World Briefing

Mass grave points to IS horrors to come in push for Mosul

HAMAM AL-ALIL, Iraq (AP) — For months, Islamic State group fighters drove thousands of civilians on forced marches across the Nineveh desert into the small town of Hamam al-Alil. Retreating ahead of methodical Iraqi advances on Mosul’s southern approach, IS fighters converged here, rounding up men, women and children for use as human shields and killing dozens of others.

When Iraqi forces began to close in on this cluster of villages along the Tigris River valley, most of the militants fled into Mosul, taking thousands of civilians with them. But before the retreat, IS fighters also led hundreds to a garbage dump past an old IS training camp and shot them dead, leaving the bodies among the piles of trash. A week after Hamam al-Alil was retaken from IS, and days after a delegation from the central government in Baghdad visited the site, about a dozen bodies remain strewn among piles of garbage on the western edge of the town. The bodies that remained were the ones family members were unable to identify. Some had been decapitated, other have their hands and feet bound. Iraqi officials at the scene said the men were killed for alleged spying in aid of the operation to retake Mosul or having links to the Iraqi government’s security forces.

No efforts to preserve the site were visible on a visit Friday and Iraqi officers reported that wild dogs were eating at the decaying corpses that lay on the edge of an old agriculture college later bombed by coalition aircraft after IS converted the sprawling compound into a training base.

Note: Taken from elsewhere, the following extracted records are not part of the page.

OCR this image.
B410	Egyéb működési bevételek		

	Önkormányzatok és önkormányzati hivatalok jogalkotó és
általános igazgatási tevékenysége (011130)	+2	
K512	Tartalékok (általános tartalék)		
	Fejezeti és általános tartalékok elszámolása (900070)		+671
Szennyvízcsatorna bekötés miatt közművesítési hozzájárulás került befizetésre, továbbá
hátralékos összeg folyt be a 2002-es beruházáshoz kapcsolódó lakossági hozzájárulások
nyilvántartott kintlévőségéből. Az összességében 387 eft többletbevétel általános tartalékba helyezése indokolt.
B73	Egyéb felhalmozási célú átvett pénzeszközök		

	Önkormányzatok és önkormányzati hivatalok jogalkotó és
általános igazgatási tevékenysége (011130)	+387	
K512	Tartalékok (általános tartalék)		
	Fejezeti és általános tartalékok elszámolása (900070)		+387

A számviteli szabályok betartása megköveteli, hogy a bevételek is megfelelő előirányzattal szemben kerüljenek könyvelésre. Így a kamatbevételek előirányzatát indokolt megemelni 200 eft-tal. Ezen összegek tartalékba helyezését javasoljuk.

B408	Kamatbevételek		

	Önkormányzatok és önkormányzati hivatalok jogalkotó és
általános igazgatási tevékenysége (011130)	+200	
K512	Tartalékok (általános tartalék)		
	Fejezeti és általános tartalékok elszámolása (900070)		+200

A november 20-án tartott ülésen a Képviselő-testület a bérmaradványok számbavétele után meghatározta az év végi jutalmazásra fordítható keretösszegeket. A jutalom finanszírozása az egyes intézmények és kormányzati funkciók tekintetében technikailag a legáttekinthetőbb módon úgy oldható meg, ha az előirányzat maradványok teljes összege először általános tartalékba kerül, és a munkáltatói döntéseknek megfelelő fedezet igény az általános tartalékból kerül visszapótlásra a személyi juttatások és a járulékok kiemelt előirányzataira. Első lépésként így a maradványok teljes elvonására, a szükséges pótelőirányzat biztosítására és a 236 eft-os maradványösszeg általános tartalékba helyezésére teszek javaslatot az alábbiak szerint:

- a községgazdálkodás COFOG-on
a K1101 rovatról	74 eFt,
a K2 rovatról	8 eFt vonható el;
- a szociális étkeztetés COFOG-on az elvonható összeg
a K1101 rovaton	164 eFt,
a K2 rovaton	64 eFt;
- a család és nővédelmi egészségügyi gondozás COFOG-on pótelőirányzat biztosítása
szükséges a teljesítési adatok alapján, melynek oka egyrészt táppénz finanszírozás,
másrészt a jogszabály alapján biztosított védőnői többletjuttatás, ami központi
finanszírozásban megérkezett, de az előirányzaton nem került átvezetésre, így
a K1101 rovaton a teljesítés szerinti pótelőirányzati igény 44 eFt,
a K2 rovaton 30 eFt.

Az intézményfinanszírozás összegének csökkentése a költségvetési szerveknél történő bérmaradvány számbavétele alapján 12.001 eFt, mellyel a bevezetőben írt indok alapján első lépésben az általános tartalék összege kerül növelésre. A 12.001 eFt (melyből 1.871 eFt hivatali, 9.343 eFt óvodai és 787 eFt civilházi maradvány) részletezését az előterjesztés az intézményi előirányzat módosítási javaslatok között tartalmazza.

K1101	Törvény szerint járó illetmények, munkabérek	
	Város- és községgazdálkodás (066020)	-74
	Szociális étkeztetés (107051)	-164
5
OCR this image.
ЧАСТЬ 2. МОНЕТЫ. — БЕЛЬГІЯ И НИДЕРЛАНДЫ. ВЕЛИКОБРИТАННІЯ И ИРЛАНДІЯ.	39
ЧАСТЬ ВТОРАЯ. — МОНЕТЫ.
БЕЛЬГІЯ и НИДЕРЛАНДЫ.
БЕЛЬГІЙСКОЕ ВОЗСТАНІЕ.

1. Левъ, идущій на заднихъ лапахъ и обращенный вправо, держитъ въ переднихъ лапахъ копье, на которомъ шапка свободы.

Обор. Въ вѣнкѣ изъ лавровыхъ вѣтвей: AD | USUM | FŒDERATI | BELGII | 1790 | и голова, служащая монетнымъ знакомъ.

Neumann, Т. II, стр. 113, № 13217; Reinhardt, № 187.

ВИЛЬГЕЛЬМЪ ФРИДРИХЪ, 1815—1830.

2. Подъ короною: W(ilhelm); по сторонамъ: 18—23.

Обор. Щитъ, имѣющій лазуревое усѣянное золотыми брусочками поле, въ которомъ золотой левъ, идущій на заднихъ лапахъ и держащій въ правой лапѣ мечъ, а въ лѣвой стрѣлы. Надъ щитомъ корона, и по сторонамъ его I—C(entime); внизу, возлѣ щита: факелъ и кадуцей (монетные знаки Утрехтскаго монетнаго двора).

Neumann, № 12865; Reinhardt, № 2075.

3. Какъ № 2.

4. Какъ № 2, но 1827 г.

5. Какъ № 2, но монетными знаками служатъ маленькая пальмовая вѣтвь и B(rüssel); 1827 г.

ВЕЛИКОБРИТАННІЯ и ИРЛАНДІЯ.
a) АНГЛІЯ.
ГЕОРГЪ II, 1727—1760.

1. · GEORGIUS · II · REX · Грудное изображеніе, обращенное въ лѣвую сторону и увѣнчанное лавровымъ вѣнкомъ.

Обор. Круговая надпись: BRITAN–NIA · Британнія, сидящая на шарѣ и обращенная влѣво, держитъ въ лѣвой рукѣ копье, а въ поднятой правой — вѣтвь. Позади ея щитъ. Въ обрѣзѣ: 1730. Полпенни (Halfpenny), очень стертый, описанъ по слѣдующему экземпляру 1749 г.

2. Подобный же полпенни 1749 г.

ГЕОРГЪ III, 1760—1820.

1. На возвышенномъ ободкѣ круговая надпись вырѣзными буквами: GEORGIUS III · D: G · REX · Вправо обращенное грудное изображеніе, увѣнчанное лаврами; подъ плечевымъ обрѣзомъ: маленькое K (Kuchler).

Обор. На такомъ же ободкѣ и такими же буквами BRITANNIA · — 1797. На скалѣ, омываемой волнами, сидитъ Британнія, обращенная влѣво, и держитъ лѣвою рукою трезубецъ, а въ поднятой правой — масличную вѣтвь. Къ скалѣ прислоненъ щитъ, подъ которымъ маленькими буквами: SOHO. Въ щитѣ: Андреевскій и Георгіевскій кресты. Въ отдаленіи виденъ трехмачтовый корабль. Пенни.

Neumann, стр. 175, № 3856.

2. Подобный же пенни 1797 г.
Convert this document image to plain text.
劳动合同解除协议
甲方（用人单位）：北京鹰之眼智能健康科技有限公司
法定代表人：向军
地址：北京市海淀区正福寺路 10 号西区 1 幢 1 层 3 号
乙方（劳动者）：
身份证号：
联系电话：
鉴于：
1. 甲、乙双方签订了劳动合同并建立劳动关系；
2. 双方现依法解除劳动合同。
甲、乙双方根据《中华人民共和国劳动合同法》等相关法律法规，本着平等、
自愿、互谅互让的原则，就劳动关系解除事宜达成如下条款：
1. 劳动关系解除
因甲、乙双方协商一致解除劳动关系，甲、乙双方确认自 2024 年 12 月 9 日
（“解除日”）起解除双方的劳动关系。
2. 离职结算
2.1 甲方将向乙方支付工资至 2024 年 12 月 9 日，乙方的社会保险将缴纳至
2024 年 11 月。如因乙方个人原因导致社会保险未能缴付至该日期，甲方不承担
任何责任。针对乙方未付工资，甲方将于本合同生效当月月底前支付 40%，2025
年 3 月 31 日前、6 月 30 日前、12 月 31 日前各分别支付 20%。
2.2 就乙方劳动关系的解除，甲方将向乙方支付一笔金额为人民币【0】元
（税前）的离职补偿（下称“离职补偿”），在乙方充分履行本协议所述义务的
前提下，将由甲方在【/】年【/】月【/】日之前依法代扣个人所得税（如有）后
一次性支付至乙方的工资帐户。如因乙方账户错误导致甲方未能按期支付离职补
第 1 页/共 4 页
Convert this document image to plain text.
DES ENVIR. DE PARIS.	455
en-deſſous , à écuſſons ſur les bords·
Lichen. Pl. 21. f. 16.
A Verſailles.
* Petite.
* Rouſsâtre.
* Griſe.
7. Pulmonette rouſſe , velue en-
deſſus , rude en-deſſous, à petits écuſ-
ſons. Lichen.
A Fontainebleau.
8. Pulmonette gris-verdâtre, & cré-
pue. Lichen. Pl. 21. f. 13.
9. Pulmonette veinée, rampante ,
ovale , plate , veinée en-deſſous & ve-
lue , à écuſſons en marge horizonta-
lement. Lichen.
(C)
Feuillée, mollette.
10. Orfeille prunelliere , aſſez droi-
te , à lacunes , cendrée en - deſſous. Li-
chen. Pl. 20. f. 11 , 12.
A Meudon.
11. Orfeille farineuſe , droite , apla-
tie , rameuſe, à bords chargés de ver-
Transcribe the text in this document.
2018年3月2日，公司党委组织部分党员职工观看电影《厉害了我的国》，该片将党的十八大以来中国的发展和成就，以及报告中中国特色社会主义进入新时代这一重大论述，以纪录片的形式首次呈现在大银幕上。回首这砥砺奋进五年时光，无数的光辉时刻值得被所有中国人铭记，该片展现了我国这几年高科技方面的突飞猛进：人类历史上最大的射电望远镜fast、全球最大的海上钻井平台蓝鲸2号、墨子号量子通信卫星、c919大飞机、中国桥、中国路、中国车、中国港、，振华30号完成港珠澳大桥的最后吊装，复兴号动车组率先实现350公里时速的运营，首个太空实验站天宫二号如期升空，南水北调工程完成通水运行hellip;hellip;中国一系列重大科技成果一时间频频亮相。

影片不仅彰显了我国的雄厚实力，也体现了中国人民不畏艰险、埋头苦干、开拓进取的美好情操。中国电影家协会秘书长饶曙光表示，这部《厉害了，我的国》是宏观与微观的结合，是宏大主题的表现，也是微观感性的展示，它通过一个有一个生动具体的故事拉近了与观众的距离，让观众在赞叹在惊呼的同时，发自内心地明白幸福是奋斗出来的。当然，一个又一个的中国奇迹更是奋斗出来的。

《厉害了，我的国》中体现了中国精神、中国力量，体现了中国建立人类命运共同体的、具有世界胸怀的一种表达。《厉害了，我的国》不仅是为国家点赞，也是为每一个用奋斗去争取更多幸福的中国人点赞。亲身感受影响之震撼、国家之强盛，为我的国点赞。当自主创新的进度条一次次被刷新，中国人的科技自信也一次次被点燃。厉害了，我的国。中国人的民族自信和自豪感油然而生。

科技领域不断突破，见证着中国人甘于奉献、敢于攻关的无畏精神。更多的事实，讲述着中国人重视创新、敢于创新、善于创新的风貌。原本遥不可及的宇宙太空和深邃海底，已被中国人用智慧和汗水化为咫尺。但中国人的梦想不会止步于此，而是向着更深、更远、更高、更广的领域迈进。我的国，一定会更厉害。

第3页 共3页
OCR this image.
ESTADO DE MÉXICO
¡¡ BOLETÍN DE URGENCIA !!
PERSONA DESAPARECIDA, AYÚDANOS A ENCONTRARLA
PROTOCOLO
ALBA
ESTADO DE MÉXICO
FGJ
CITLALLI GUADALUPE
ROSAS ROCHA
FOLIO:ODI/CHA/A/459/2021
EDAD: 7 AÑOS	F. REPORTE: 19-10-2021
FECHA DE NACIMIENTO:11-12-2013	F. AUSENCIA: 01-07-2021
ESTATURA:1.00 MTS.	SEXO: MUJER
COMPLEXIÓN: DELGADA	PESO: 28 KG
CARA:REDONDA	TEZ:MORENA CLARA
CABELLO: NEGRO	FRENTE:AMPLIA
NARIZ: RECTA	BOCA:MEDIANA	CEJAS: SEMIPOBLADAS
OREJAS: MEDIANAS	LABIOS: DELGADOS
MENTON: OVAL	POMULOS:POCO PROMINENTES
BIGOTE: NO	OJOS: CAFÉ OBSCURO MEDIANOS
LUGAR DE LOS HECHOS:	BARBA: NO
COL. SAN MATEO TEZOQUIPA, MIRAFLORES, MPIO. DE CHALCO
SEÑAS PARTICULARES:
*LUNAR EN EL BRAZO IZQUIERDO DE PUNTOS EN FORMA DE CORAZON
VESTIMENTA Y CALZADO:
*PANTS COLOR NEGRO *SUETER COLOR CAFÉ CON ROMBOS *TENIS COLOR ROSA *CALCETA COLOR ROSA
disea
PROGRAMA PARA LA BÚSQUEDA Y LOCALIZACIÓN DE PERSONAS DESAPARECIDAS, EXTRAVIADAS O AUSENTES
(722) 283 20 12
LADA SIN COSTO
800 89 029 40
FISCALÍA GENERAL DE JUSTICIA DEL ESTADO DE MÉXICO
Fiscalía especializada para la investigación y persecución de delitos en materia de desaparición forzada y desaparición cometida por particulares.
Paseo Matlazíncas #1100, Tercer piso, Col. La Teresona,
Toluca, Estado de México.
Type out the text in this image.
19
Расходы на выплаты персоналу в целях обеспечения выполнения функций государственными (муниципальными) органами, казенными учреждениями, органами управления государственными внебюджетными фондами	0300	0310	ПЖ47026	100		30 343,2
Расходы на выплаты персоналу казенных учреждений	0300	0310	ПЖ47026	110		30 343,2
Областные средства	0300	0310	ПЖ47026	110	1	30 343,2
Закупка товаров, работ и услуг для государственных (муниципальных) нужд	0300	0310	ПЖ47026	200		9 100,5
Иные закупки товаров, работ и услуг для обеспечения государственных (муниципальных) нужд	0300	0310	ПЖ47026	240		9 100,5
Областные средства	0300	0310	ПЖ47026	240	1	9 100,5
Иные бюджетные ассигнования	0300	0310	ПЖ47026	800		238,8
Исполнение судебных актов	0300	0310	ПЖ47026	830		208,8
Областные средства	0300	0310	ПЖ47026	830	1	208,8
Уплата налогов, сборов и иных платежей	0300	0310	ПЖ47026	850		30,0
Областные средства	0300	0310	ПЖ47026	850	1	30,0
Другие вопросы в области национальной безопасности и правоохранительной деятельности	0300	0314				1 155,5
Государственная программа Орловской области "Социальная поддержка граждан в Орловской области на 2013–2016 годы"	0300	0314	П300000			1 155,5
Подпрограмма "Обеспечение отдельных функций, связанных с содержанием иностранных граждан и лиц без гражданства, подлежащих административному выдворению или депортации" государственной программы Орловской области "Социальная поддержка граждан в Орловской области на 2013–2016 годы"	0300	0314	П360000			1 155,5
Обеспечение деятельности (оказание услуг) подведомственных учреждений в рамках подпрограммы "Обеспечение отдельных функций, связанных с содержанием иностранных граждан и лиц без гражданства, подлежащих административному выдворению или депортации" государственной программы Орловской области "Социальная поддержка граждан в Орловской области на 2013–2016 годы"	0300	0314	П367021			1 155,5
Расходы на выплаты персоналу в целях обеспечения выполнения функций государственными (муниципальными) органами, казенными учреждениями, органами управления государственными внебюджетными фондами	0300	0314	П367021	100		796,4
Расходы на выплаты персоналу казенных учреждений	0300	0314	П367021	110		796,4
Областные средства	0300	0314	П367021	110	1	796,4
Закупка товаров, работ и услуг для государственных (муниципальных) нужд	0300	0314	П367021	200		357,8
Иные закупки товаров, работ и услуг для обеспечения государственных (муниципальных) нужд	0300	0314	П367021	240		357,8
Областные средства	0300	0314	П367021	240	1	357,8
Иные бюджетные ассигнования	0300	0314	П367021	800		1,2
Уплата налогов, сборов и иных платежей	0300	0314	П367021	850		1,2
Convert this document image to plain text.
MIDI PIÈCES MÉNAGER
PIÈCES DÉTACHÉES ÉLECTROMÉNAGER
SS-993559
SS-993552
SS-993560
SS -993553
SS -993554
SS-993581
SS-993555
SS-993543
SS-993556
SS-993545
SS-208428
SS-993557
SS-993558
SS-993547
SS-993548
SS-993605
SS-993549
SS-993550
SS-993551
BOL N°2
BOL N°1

Death toll rises to 50 in IS-claimed blast in Pakistan

QUETTA, Pakistan (AP) — The death toll from a bomb blast at a Sufi shrine in southwest Pakistan Saturday has risen to 50 people with more than 100 wounded, officials said.

The Islamic State group later claimed responsibility for the suicide attack at the shrine of Sufi saint Shah Bilal Noorani in the southwestern province of Baluchistan.

Abdur Rasool, an official at the province’s home ministry, said rescuers were transporting the wounded to hospitals and the dead to local morgues, but were struggling in the difficult mountainous terrain, some 350 kilometers (217 miles) south of the provincial capital, Quetta.

The blast targeted worshippers as they were in the throes of their devotional “dhamal” dance, and the courtyard at the time was packed with families, women and children. The Islamic State group’s statement on the IS-affiliated Aamaq news agency said the suicide attack had targeted “Shiites.” The shrine is frequented by both Pakistan’s Sunni Muslim majority and Shiite minority. IS considers all Shiite Muslims heretics.

Dutch police detain protesters before Saint Nicholas arrival

MAASSLUIS, Netherlands (AP) — The Dutch incarnation of Saint Nicholas arrived in the Netherlands on Saturday amid a huge security operation to prevent violent confrontations between supporters and opponents of his helper, “Black Pete.”

The children’s character known as Sinterklaas has in recent years been at the center of a heated debate about race in the Netherlands. That’s because of his sidekick “Black Pete,” who is often played by white people in blackface makeup. Opponents claim he is a racist caricature who harkens back to slavery, while supporters see him as a harmless figure of fun and an integral part of cherished Dutch tradition.

Thousands of people, including many children wearing “Black Pete” costumes who clambered up trees and street lights to get a better view, crowded into the historic harbor of Maassluis for the nationally televised arrival of Sinterklaas. They were watched over by hundreds of police and security guards amid fears of confrontations.